Wednesday, July 9, 2008

Imagination and collaborative fiction-writing

So late this afternoon Kate Schaefer of the Clarion West Write-a-thon sennt out an email announcing that Michael Swanwick has started a round-robin story on the Write-a-thon forum. I decided to check it out and saw that Michael contributed one sentence, Ruth Nestvold another--and Eileen Gunn a whole slew of sentences. Because Eileen dragged Richard Nixon's name into it, I couldn't resist making a contribution myself. When I visited the site after dinner, I found that Eileen had continued on from where I'd left off. So of course I continued on from where she left off.
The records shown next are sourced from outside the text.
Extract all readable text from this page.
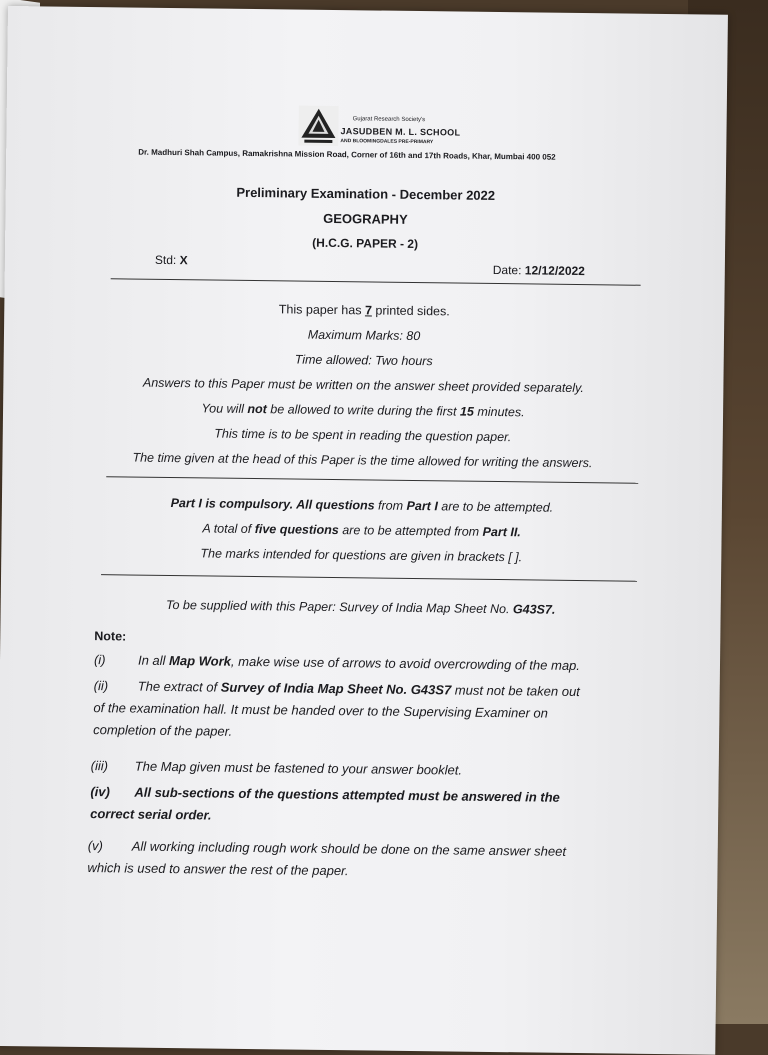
Gujarat Research Society's
JASUDBEN M. L. SCHOOL
AND BLOOMINGDALES PRE-PRIMARY
Dr. Madhuri Shah Campus, Ramakrishna Mission Road, Corner of 16th and 17th Roads, Khar, Mumbai 400 052
Preliminary Examination - December 2022
GEOGRAPHY
(H.C.G. PAPER - 2)
Std: X
Date: 12/12/2022
This paper has 7 printed sides.
Maximum Marks: 80
Time allowed: Two hours
Answers to this Paper must be written on the answer sheet provided separately.
You will not be allowed to write during the first 15 minutes.
This time is to be spent in reading the question paper.
The time given at the head of this Paper is the time allowed for writing the answers.
Part I is compulsory. All questions from Part I are to be attempted.
A total of five questions are to be attempted from Part II.
The marks intended for questions are given in brackets [ ].
To be supplied with this Paper: Survey of India Map Sheet No. G43S7.
Note:
(i) In all Map Work, make wise use of arrows to avoid overcrowding of the map.
(ii) The extract of Survey of India Map Sheet No. G43S7 must not be taken out
of the examination hall. It must be handed over to the Supervising Examiner on
completion of the paper.
(iii) The Map given must be fastened to your answer booklet.
(iv) All sub-sections of the questions attempted must be answered in the
correct serial order.
(v) All working including rough work should be done on the same answer sheet
which is used to answer the rest of the paper.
But after I'd posted my new paragraphs, I discovered that someone else (who is identified only by login handle and not by name) had also posted an addition, which had been added before mine.

How disorienting! Imagination is such a powerful thing. Even though this is a barely-begun story, I'd so fully and vividly imagined the world being created through our opening sentences that I'm now feeling completely thrown out of the story (particularly since the other person's addition constitutes a sharp bifurcation from the direction I'd been imagining). I'd never realized just how thoroughly invested I get into a fictional creation, once I've put words down on the page, even for something so evanescent as a round-robin story. I simply can't overwrite the reality of the words I've already written (which, it seems, is substantially different from adapting to new directions the story might take). I've never done this before, but I'm thinking I'm not really cut out for this kind of collaborative fiction writing...

PS You might say that I have no business just now investing my imagination in anything but the novel I'm trying to finish. And you'd be right.


Eileen Gunn said...

It's okay, Timmi. Now we have two stories. People can pick up on whichever one they want.

And anyone here who wants to read it (or join in) can go to


Michael Swanwick said...

Anyway, I took yours and Gord Sellars' sections and ran them in parallel. Your world can rise up to prominence again whenever you wish.

Art is not so easily thwarted by a mere cross-posting!


Timmi Duchamp said...

I've known for some time, Michael, that you're a guy who knows his way around narrative. How could I have failed to take that into account? In one extravagant-- but faultless!-- move you've folded the bifurcation into the batter, like egg whites whipped to a froth. I'm all admiration!